Minorities and Millennials are not anti-Israel. Like other Americans, they mostly take Israel’s right to exist for granted. But they are more critical of Israeli policy. As non-white populations with a history of second-class citizenship, African Americans, Latinos and Asians identify more strongly with Palestinians than do white Americans.
Millennials are more critical because they are less religious. Many white, evangelical Christians see Israel through a Biblical prism. For white, secular Americans, by contrast, the prism is more often international law or human rights. And Millennials are more secular than their parents and grandparents. In 2012, only 7 percent of Americans over the age of 75 expressed no religious affiliation. Among Americans between the ages of 18-24, by contrast, 32 percent did. As the generation most shaped by the Iraq War, Millennials are also more dovish than their elders. They are more critical of Israel’s wars because they are more critical of America’s.
The result is a striking racial and generational divide. Last summer, when Gallup asked Americans whether Israel’s war in Gaza was justified, Americans over the age of 65 said yes by a margin of 24 points. Americans under the age of 30, by contrast, said no by a margin of 26 points. White Americans answered yes by 15 points; non-white Americans answered no by 24 points. This divide even translates to views of Netanyahu himself. According to a survey by the University of Maryland’s Shibley Telhami, Americans over the age of 45 view Bibi favorably while those under 45 view him negatively. And according to CNN, non-white Americans reacted more negatively to Bibi’s recent speech to Congress than did whites.

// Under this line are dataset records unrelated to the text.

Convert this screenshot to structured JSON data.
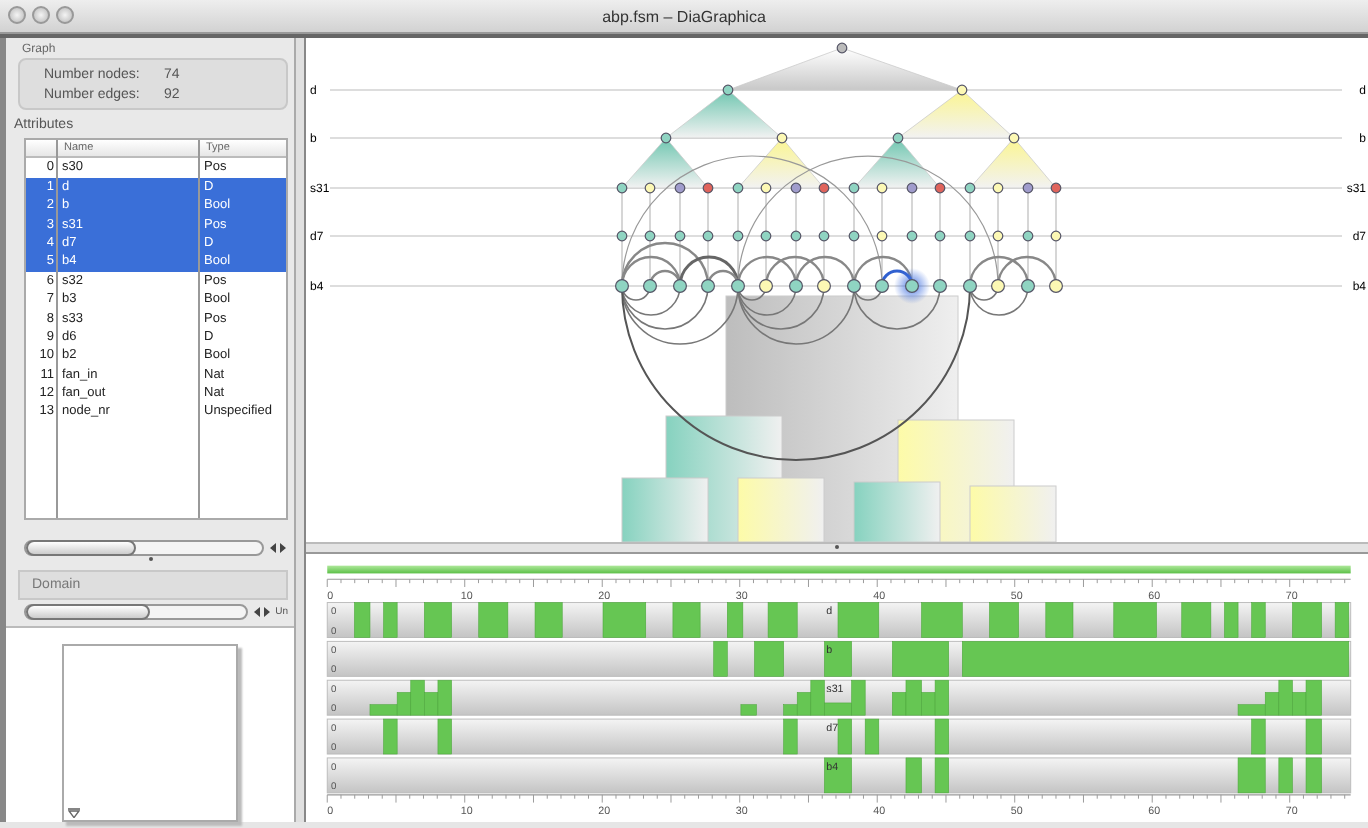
{
  "window": {
    "title": "abp.fsm – DiaGraphica"
  },
  "graph_panel": {
    "title": "Graph",
    "stats": [
      {
        "label": "Number nodes:",
        "value": "74"
      },
      {
        "label": "Number edges:",
        "value": "92"
      }
    ]
  },
  "attributes": {
    "title": "Attributes",
    "columns": [
      "Name",
      "Type"
    ],
    "rows": [
      {
        "index": "0",
        "name": "s30",
        "type": "Pos",
        "selected": false
      },
      {
        "index": "1",
        "name": "d",
        "type": "D",
        "selected": true
      },
      {
        "index": "2",
        "name": "b",
        "type": "Bool",
        "selected": true
      },
      {
        "index": "3",
        "name": "s31",
        "type": "Pos",
        "selected": true
      },
      {
        "index": "4",
        "name": "d7",
        "type": "D",
        "selected": true
      },
      {
        "index": "5",
        "name": "b4",
        "type": "Bool",
        "selected": true
      },
      {
        "index": "6",
        "name": "s32",
        "type": "Pos",
        "selected": false
      },
      {
        "index": "7",
        "name": "b3",
        "type": "Bool",
        "selected": false
      },
      {
        "index": "8",
        "name": "s33",
        "type": "Pos",
        "selected": false
      },
      {
        "index": "9",
        "name": "d6",
        "type": "D",
        "selected": false
      },
      {
        "index": "10",
        "name": "b2",
        "type": "Bool",
        "selected": false
      },
      {
        "index": "11",
        "name": "fan_in",
        "type": "Nat",
        "selected": false
      },
      {
        "index": "12",
        "name": "fan_out",
        "type": "Nat",
        "selected": false
      },
      {
        "index": "13",
        "name": "node_nr",
        "type": "Unspecified",
        "selected": false
      }
    ]
  },
  "domain": {
    "title": "Domain",
    "scroll_text": "Un"
  },
  "diagram": {
    "left_labels": [
      "d",
      "b",
      "s31",
      "d7",
      "b4"
    ],
    "right_labels": [
      "d",
      "b",
      "s31",
      "d7",
      "b4"
    ]
  },
  "timeline": {
    "top_ticks": [
      "0",
      "10",
      "20",
      "30",
      "40",
      "50",
      "60",
      "70"
    ],
    "bottom_ticks": [
      "0",
      "10",
      "20",
      "30",
      "40",
      "50",
      "60",
      "70"
    ],
    "lanes": [
      {
        "label": "d",
        "axis_labels": [
          "0",
          "0"
        ]
      },
      {
        "label": "b",
        "axis_labels": [
          "0",
          "0"
        ]
      },
      {
        "label": "s31",
        "axis_labels": [
          "0",
          "0"
        ]
      },
      {
        "label": "d7",
        "axis_labels": [
          "0",
          "0"
        ]
      },
      {
        "label": "b4",
        "axis_labels": [
          "0",
          "0"
        ]
      }
    ]
  }
}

Could these trends change? Sure. But it’s unlikely. For minorities, being more critical of Israel is linked to a broader set of attitudes – being more dovish on foreign policy in general, favoring Democratic candidates, consuming liberal media – that have been stable for decades now. Hispanics have voted Democratic in every presidential election since at least 1960, usually by wide margins. Among African Americans, the pattern is even more entrenched.

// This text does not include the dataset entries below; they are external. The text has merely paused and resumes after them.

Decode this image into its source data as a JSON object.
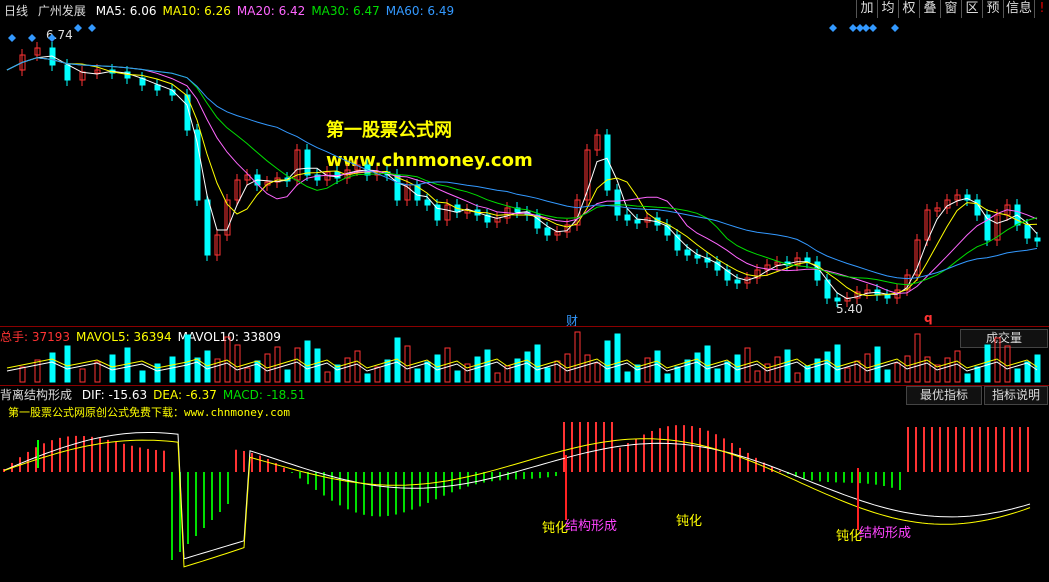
{
  "main_panel": {
    "period": "日线",
    "stock_name": "广州发展",
    "ma_legend": [
      {
        "label": "MA5:",
        "value": "6.06",
        "color": "#ffffff"
      },
      {
        "label": "MA10:",
        "value": "6.26",
        "color": "#ffff00"
      },
      {
        "label": "MA20:",
        "value": "6.42",
        "color": "#ff66ff"
      },
      {
        "label": "MA30:",
        "value": "6.47",
        "color": "#00dd00"
      },
      {
        "label": "MA60:",
        "value": "6.49",
        "color": "#3399ff"
      }
    ],
    "high_label": "6.74",
    "low_label": "5.40",
    "event_label": "财",
    "q_label": "q",
    "watermark_title": "第一股票公式网",
    "watermark_url": "www.chnmoney.com"
  },
  "toolbar": {
    "buttons": [
      "加",
      "均",
      "权",
      "叠",
      "窗",
      "区",
      "预",
      "信息"
    ]
  },
  "volume_panel": {
    "legend": [
      {
        "label": "总手:",
        "value": "37193",
        "color": "#ff3333"
      },
      {
        "label": "MAVOL5:",
        "value": "36394",
        "color": "#ffff00"
      },
      {
        "label": "MAVOL10:",
        "value": "33809",
        "color": "#ffffff"
      }
    ],
    "indicator_button": "成交量"
  },
  "macd_panel": {
    "title": "背离结构形成",
    "legend": [
      {
        "label": "DIF:",
        "value": "-15.63",
        "color": "#ffffff"
      },
      {
        "label": "DEA:",
        "value": "-6.37",
        "color": "#ffff00"
      },
      {
        "label": "MACD:",
        "value": "-18.51",
        "color": "#00dd00"
      }
    ],
    "promo_text": "第一股票公式网原创公式免费下载：www.chnmoney.com",
    "best_button": "最优指标",
    "explain_button": "指标说明",
    "annotations": {
      "dunhua_1": "钝化",
      "jiegou_1": "结构形成",
      "dunhua_2": "钝化",
      "dunhua_3": "钝化",
      "jiegou_2": "结构形成"
    }
  },
  "colors": {
    "up": "#ff3333",
    "down": "#00ffff",
    "grid_border": "#8b0000"
  }
}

For their part, Millennials will likely remain comparatively secular, even as they get older. That’s because they are already far more secular than were previous generations at their age. There is also considerable evidence, dating from the scholar Karl Mannheim, that people’s political opinions are disproportionately shaped by events they experience while young. Which suggests that the Iraq War’s dovish impact on Millennials may endure.

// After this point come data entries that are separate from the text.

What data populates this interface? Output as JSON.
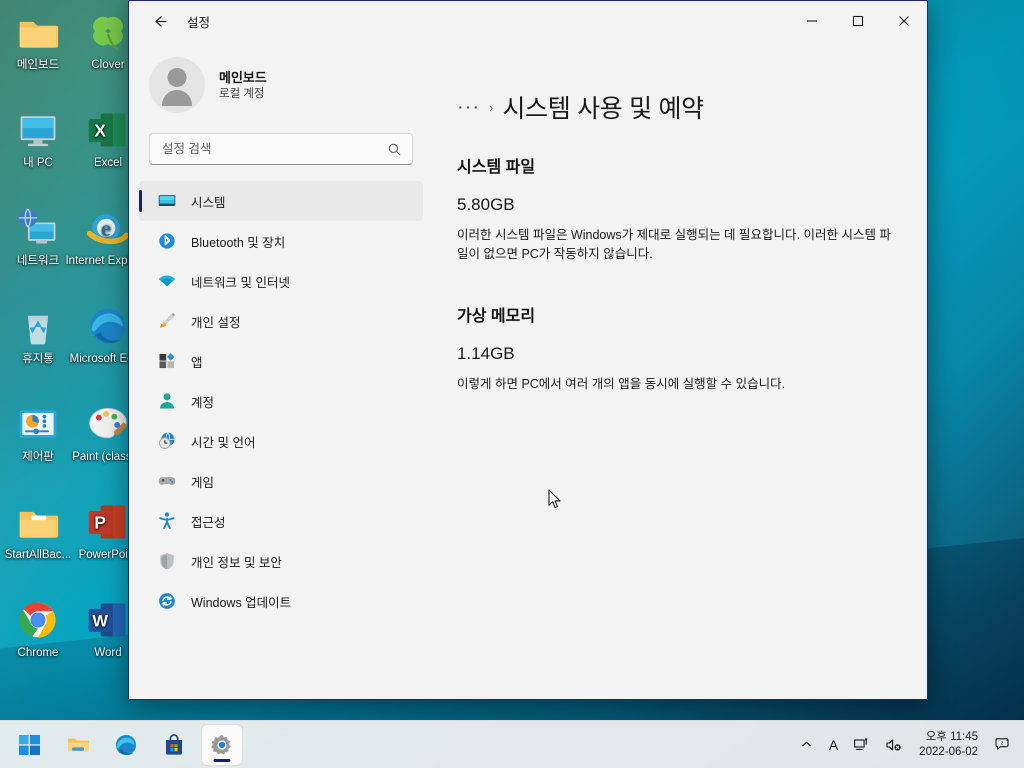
{
  "desktop": {
    "icons": [
      {
        "label": "메인보드",
        "icon": "folder-icon",
        "col": 0,
        "row": 0
      },
      {
        "label": "Clover",
        "icon": "clover-icon",
        "col": 1,
        "row": 0
      },
      {
        "label": "내 PC",
        "icon": "this-pc-icon",
        "col": 0,
        "row": 1
      },
      {
        "label": "Excel",
        "icon": "excel-icon",
        "col": 1,
        "row": 1
      },
      {
        "label": "네트워크",
        "icon": "network-icon",
        "col": 0,
        "row": 2
      },
      {
        "label": "Internet Explorer",
        "icon": "internet-explorer-icon",
        "col": 1,
        "row": 2
      },
      {
        "label": "휴지통",
        "icon": "recycle-bin-icon",
        "col": 0,
        "row": 3
      },
      {
        "label": "Microsoft Edge",
        "icon": "edge-icon",
        "col": 1,
        "row": 3
      },
      {
        "label": "제어판",
        "icon": "control-panel-icon",
        "col": 0,
        "row": 4
      },
      {
        "label": "Paint (classic)",
        "icon": "paint-icon",
        "col": 1,
        "row": 4
      },
      {
        "label": "StartAllBac...",
        "icon": "folder-doc-icon",
        "col": 0,
        "row": 5
      },
      {
        "label": "PowerPoint",
        "icon": "powerpoint-icon",
        "col": 1,
        "row": 5
      },
      {
        "label": "Chrome",
        "icon": "chrome-icon",
        "col": 0,
        "row": 6
      },
      {
        "label": "Word",
        "icon": "word-icon",
        "col": 1,
        "row": 6
      }
    ]
  },
  "window": {
    "title": "설정",
    "back_tooltip": "뒤로",
    "minimize_label": "—",
    "maximize_label": "☐",
    "close_label": "✕"
  },
  "sidebar": {
    "account": {
      "name": "메인보드",
      "type": "로컬 계정"
    },
    "search": {
      "placeholder": "설정 검색",
      "value": ""
    },
    "items": [
      {
        "label": "시스템",
        "icon": "system-monitor-icon",
        "active": true
      },
      {
        "label": "Bluetooth 및 장치",
        "icon": "bluetooth-icon",
        "active": false
      },
      {
        "label": "네트워크 및 인터넷",
        "icon": "wifi-icon",
        "active": false
      },
      {
        "label": "개인 설정",
        "icon": "paintbrush-icon",
        "active": false
      },
      {
        "label": "앱",
        "icon": "apps-icon",
        "active": false
      },
      {
        "label": "계정",
        "icon": "account-person-icon",
        "active": false
      },
      {
        "label": "시간 및 언어",
        "icon": "clock-globe-icon",
        "active": false
      },
      {
        "label": "게임",
        "icon": "gamepad-icon",
        "active": false
      },
      {
        "label": "접근성",
        "icon": "accessibility-person-icon",
        "active": false
      },
      {
        "label": "개인 정보 및 보안",
        "icon": "shield-icon",
        "active": false
      },
      {
        "label": "Windows 업데이트",
        "icon": "update-refresh-icon",
        "active": false
      }
    ]
  },
  "content": {
    "breadcrumb_dots": "···",
    "breadcrumb_separator": "›",
    "title": "시스템 사용 및 예약",
    "sections": [
      {
        "heading": "시스템 파일",
        "value": "5.80GB",
        "description": "이러한 시스템 파일은 Windows가 제대로 실행되는 데 필요합니다. 이러한 시스템 파일이 없으면 PC가 작동하지 않습니다."
      },
      {
        "heading": "가상 메모리",
        "value": "1.14GB",
        "description": "이렇게 하면 PC에서 여러 개의 앱을 동시에 실행할 수 있습니다."
      }
    ]
  },
  "taskbar": {
    "buttons": [
      {
        "name": "start-button",
        "icon": "windows-logo-icon",
        "active": false
      },
      {
        "name": "file-explorer-button",
        "icon": "folder-icon",
        "active": false
      },
      {
        "name": "edge-button",
        "icon": "edge-icon",
        "active": false
      },
      {
        "name": "microsoft-store-button",
        "icon": "store-bag-icon",
        "active": false
      },
      {
        "name": "settings-button",
        "icon": "gear-icon",
        "active": true
      }
    ],
    "tray": {
      "overflow_label": "⌃",
      "ime_label": "A",
      "network_icon": "network-tray-icon",
      "volume_icon": "speaker-muted-icon",
      "time": "오후 11:45",
      "date": "2022-06-02",
      "notification_icon": "notification-bell-dnd-icon"
    }
  },
  "colors": {
    "accent": "#15206b",
    "window_bg": "#f3f3f3",
    "selected_nav_bg": "#e9e9e9",
    "wallpaper_primary": "#06a6c4",
    "wallpaper_dark": "#083f5c",
    "close_hover": "#c42b1c"
  }
}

None of this means reelecting Bibi will change Israel’s relationship with the United States overnight. It won’t. But by entrenching Israeli control over the West Bank, and moving Israel ever closer to what Ehud Barak, Ehud Olmert and now Meir Dagan have called an apartheid state, Bibi is putting Israel on an ideological collision course with the people who will likely dominate American politics in the years to come. He’s alienating the young and non-white voters who backed Obama not merely because he’s treated Obama with disrespect but, more fundamentally, because he flouts the values that led them to support Obama in the first place.
Over the past six years, and especially the past six weeks, Bibi has placed himself on the wrong side of the tectonic shifts that will shape American politics for decades to come. Reelect him if you want. But understand that in so doing, you’re placing Israel on the wrong side of those shifts too.